During his first term, Emmanuel Macron surprised observers by appointing Edouard Philippe and then Jean Castex to Matignon, two elected officials with no government experience.

Jean Castex, who had proclaimed himself “Prime Minister of Intendancy”, multiplied trips across France – 350 in 22 months – imprinting the image of a head of government “of the territories”, concerned about promoting the implementation of reforms, even if it means going completely under the national radar.

Rumors about his succession are rife. Only certainty, believes to know his entourage: it will be a woman. Especially since 74% of French people are for it, according to an Ifop poll published in the weekly Le Journal du dimanche.

After those of the Minister of Labor Elisabeth Borne and the former Minister of Health Marisol Touraine, the name that comes up insistently is that of Catherine Vautrin, former Minister of Social Cohesion of the right-wing President Jacques Chirac (2005-2007 ), which had supported Emmanuel Macron before the first round of the presidential election.

– “Macho” political class –

“She has a lot of experience and works hard on her files, she has both moderate and very solid convictions, she loves people and has a deeply humanist background: three character traits that are not so often found in policy”, pleads a local elected official close to Catherine Vautrin, who heads the urban community of Grand Reims (north-east).

Problem: this former member of the right-wing LR party, who campaigned against same-sex marriage in 2012 and 2013, bristles within the left wing of the majority.

If a woman were to be appointed, Edith Cresson, the only one to have held the post (1991-1992), under the presidency of the socialist François Mitterand, wishes her “a lot of courage” within a “macho” political class.

The choice is all the more expected as it will confirm or not the direction that the Head of State intends to take, who has promised to take into account the anger expressed by many French people during the “vests” crisis. yellow”, revealed against the fiscal and social policy of Emmanuel Macron, and during the presidential election, and to change the method.

“The composition of the new government, the identity of the great ministers, the identity of the Prime Minister can have a very strong importance on the legislative elections”, underlined Sunday evening on LCI the pollster Frédéric Dabi, of Ifop .

He recalls that “the appointment of Edouard Philippe in 2017 had allowed the presidential majority to break the right into several pieces”.

But, he notes, “the impatience of the French” focuses above all “on questions of inflation, purchasing power, environment and security” which will have to be answered in an anxiety-provoking context of crisis. of the Covid and of the war in Ukraine which favor soaring energy and food prices.

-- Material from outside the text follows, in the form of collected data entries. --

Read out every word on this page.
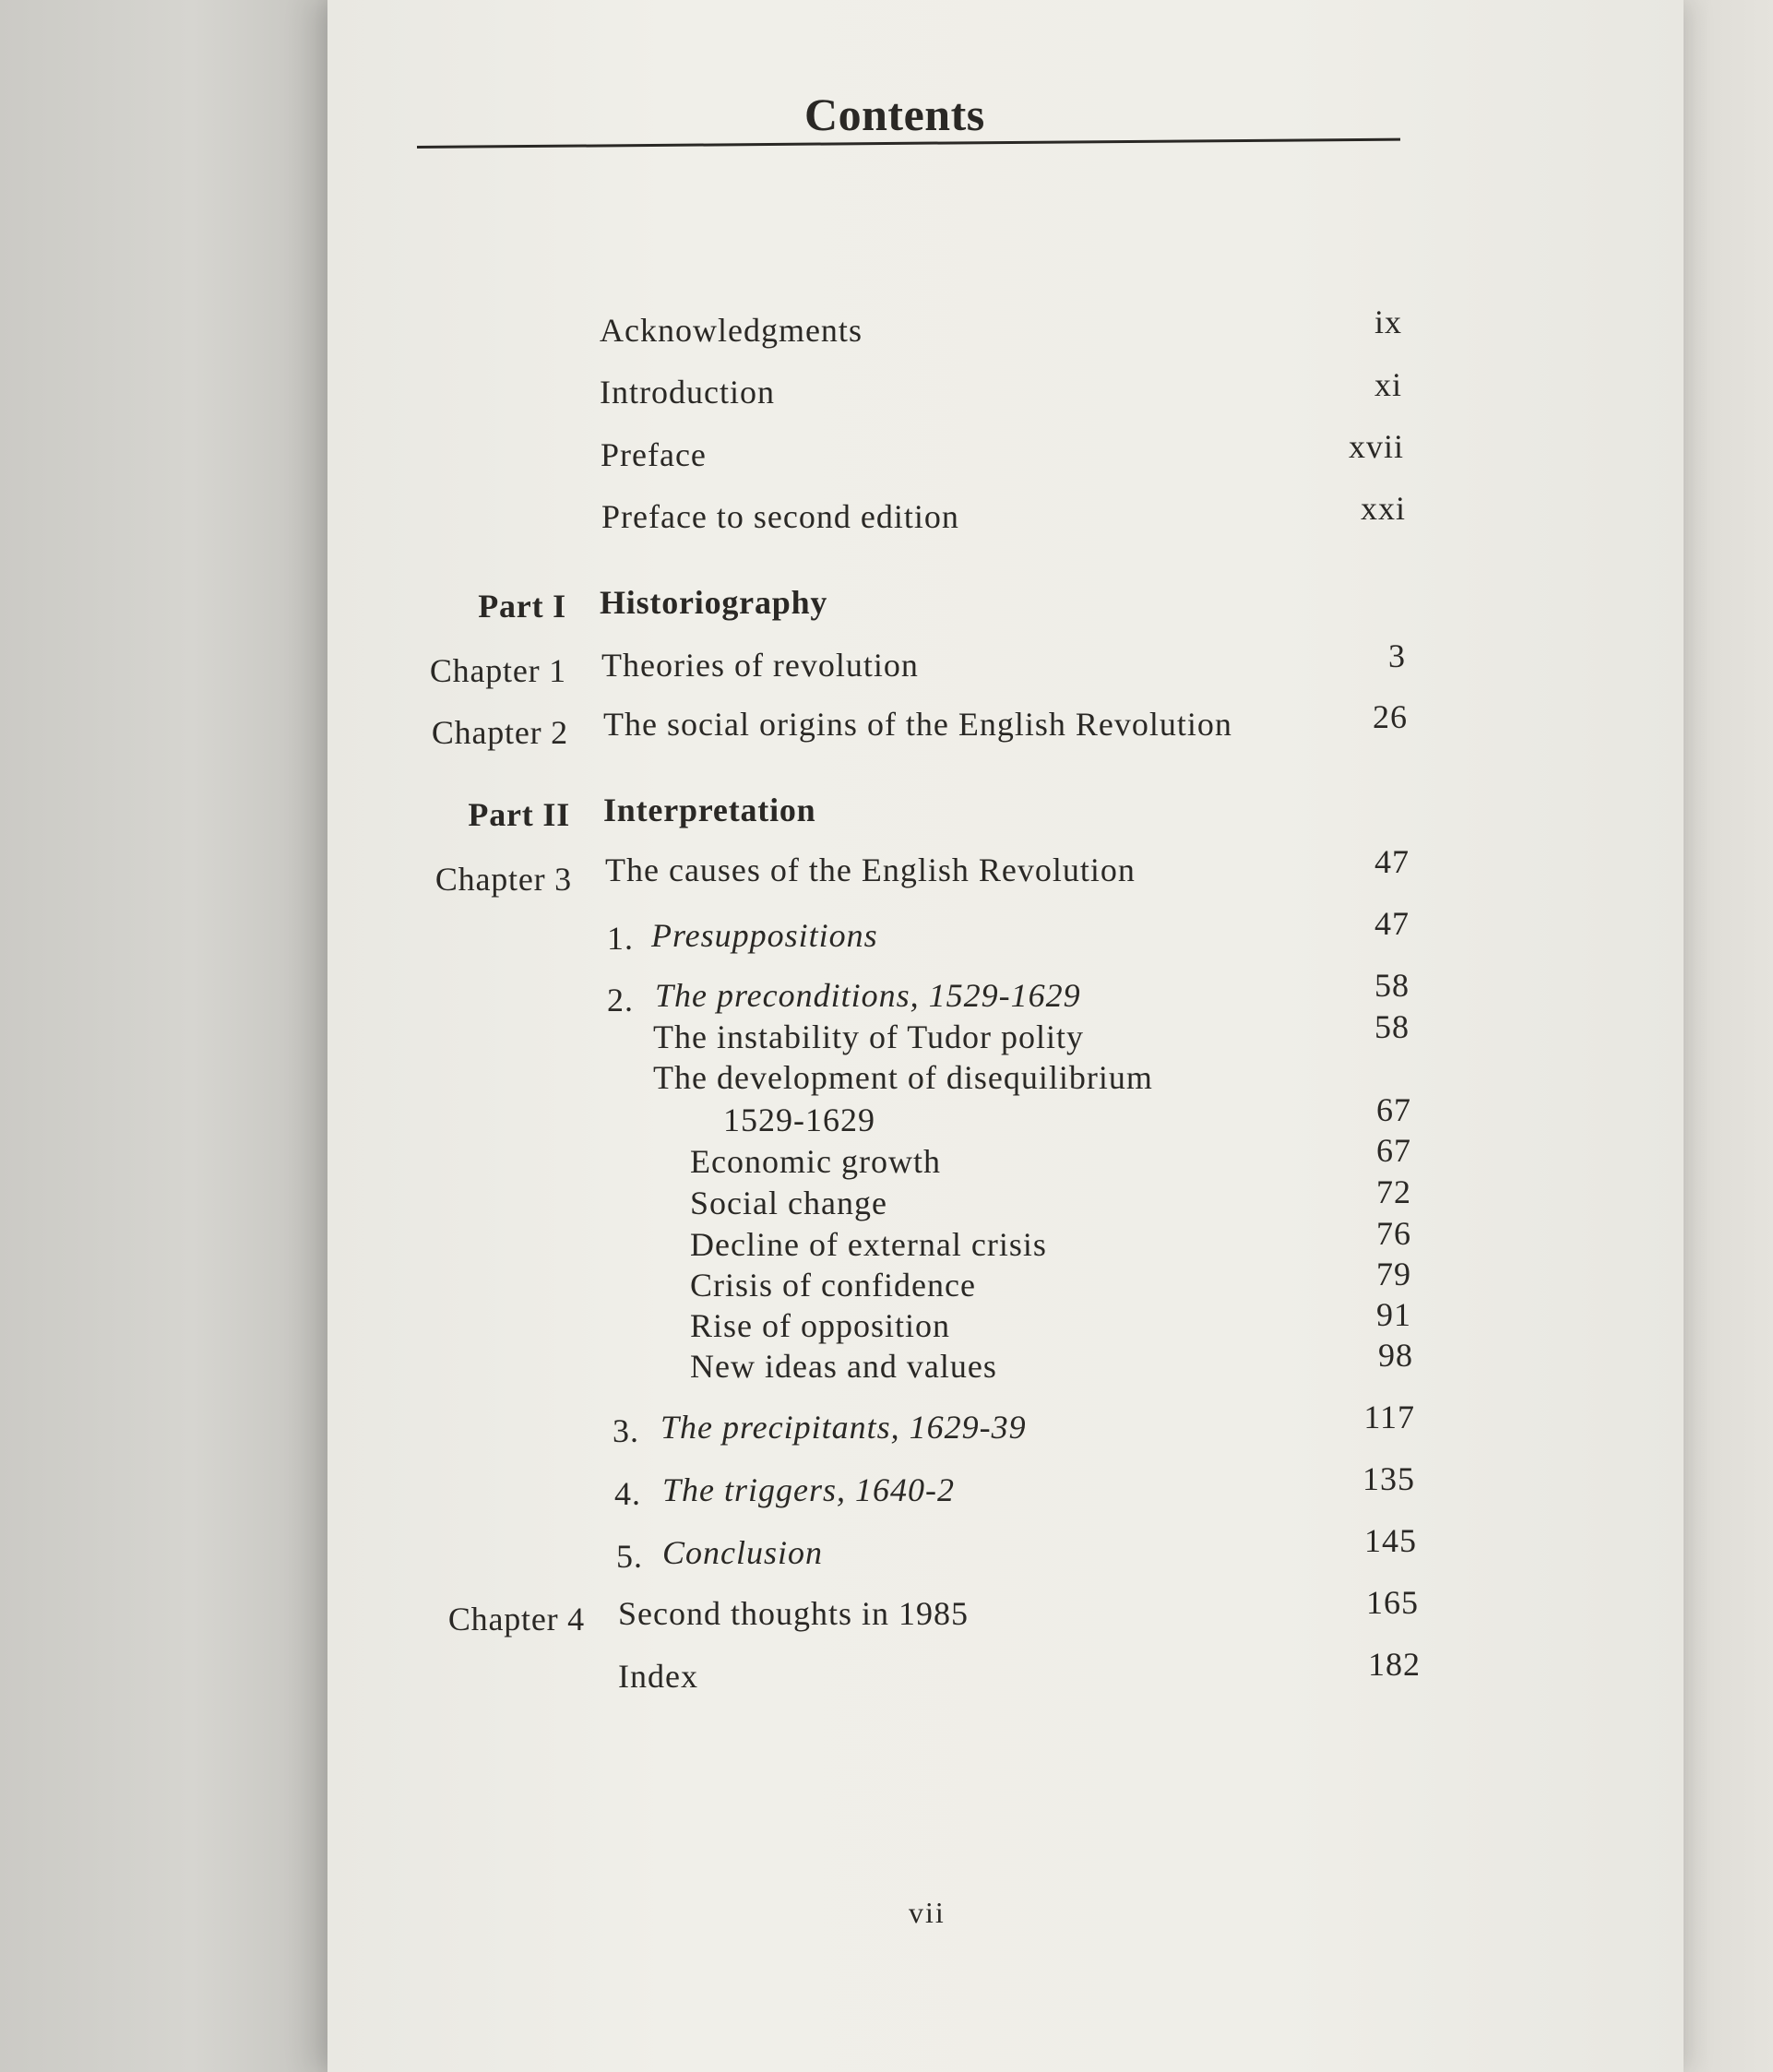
Contents
Acknowledgments	ix
Introduction	xi
Preface	xvii
Preface to second edition	xxi
Part I Historiography
Chapter 1 Theories of revolution	3
Chapter 2 The social origins of the English Revolution	26
Part II Interpretation
Chapter 3 The causes of the English Revolution	47
1. Presuppositions	47
2. The preconditions, 1529-1629	58
The instability of Tudor polity	58
The development of disequilibrium
1529-1629	67
Economic growth	67
Social change	72
Decline of external crisis	76
Crisis of confidence	79
Rise of opposition	91
New ideas and values	98
3. The precipitants, 1629-39	117
4. The triggers, 1640-2	135
5. Conclusion	145
Chapter 4 Second thoughts in 1985	165
Index	182
vii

For the time being, the presidential bloc is credited with some 26% of voting intentions in the legislative elections and would retain a majority in the Assembly, challenged however by the union of the socialist, ecologist, communist and radical left, around Jean -Luc Mélenchon (come third in the first round of the presidential election), who would get 28% and the far right of Marine Le Pen, unfortunate finalist in the second round against Emmanuel Macron (24%).